BFL13 wrote:
The Trimetric can be programmed not to reset the AH automatically when charging stops.
Yes, I've been through the manual. By default in the L1 mode it resets when the voltage is above the voltage limit (typically set to 14.3 for a 14.4 volt charger) and amps fall below the amp limit (typically set to a few percent of the 20 hour capacity rating).
The numbers it uses to compare to the settings are supposed to be pretty long term (5 minute) averages.
I'm not totally sure why it reset on me. It did it right after the inverter did a safety shutdown. This was the first time I'd tested it out, so I'll watch it in the future.
ISTR the PD was rated for its watts at 13.6 so when you go to 14.4 it makes the amps less for the same watts.
It is rated for full amps at 13.6, but there's nothing I can find that says it will reduce amps at the higher 14.4 voltage. I've looked over the circuit, and can't find anything that indicates it would do that. I know it will do 80+ amps at 14 volts, as I've seen it do it several times now. I'm not sure what happens at 14.4 volts.
You want a converter to do its full amps at the higher voltage.
I want it to supply 80 amps at 14.4 volts, but I'm not completely sure how much it matters over the last few tenths of a volt. The battery bank should be approaching fully charged at that point. Unless the bank is huge, I'm not sure if it will take that much current.
On a related matter - Some questions were asked about the 80 amps I measured at 14 volts in a short test I did earlier when the battery was guesstimated at around 94% SOC. I got that estimate from recalling about 12 AH used when the inverter and Trimetric reset and about another 15 AH used later - all on a 460AH battery bank.
Last night I was testing a smaller load on the same inverter (DW replaced the hot pot with a lower wattage unit) and I ran a 95 AMP load for 6 minutes on a fully charged 460AH bank.
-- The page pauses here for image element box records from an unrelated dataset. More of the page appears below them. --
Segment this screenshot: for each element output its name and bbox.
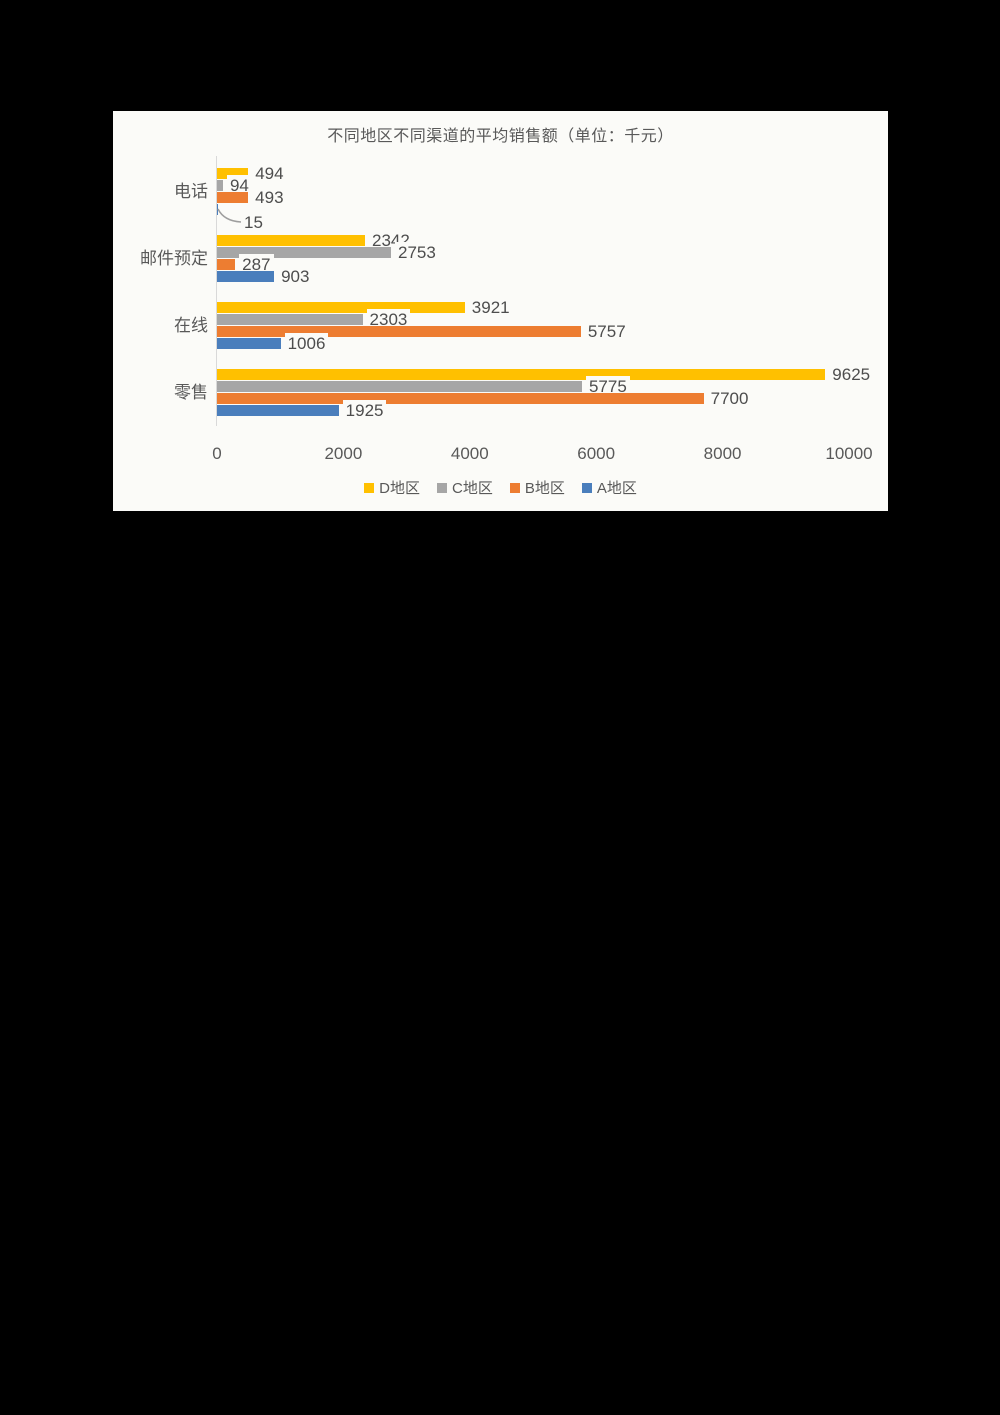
legend-item-B地区: B地区 [509,477,565,498]
data-label-B地区-电话: 493 [252,187,287,208]
x-tick-label-2000: 2000 [324,444,363,463]
bar-D地区-在线 [217,302,465,313]
y-axis-line [216,156,217,426]
data-label-B地区-邮件预定: 287 [239,254,274,275]
legend-swatch-icon [436,482,447,493]
chart-panel: 不同地区不同渠道的平均销售额（单位：千元） 电话 494 94 493 15 邮件预定 23… [113,111,888,511]
data-label-A地区-邮件预定: 903 [278,266,313,287]
legend-swatch-icon [581,482,592,493]
bar-B地区-电话 [217,192,249,203]
data-label-A地区-零售: 1925 [342,400,387,421]
legend-item-C地区: C地区 [436,477,493,498]
bar-B地区-零售 [217,393,704,404]
bar-A地区-零售 [217,405,339,416]
data-label-D地区-零售: 9625 [829,364,874,385]
legend-label: A地区 [596,480,637,497]
data-label-A地区-在线: 1006 [284,333,329,354]
x-tick-label-4000: 4000 [450,444,489,463]
legend: D地区 C地区 B地区 A地区 [113,477,888,498]
data-label-C地区-在线: 2303 [366,309,411,330]
chart-title: 不同地区不同渠道的平均销售额（单位：千元） [327,128,674,145]
x-tick-label-10000: 10000 [825,444,873,463]
legend-label: B地区 [524,480,565,497]
category-label-1: 电话 [174,181,208,201]
data-label-A地区-电话: 15 [241,211,266,233]
data-label-D地区-电话: 494 [252,163,287,184]
data-label-B地区-在线: 5757 [584,321,629,342]
legend-item-A地区: A地区 [581,477,637,498]
x-tick-label-0: 0 [212,444,222,463]
x-tick-label-8000: 8000 [703,444,742,463]
category-label-3: 在线 [174,315,208,335]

That's under 10AH or about 98% SOC. When I turned on the PD I saw over 70 amps for a while.
I suspect it's supplying a surface charge and doing its chemical magic in the fluid close to the surface of the plates during that short initial, high amperage charging interval. The battery is probably acting a bit like a smaller battery as the battery acid hasn't had a chance to diffuse and equalize around the plates. As time goes on, I expect it to would reach steady state with a more limited current.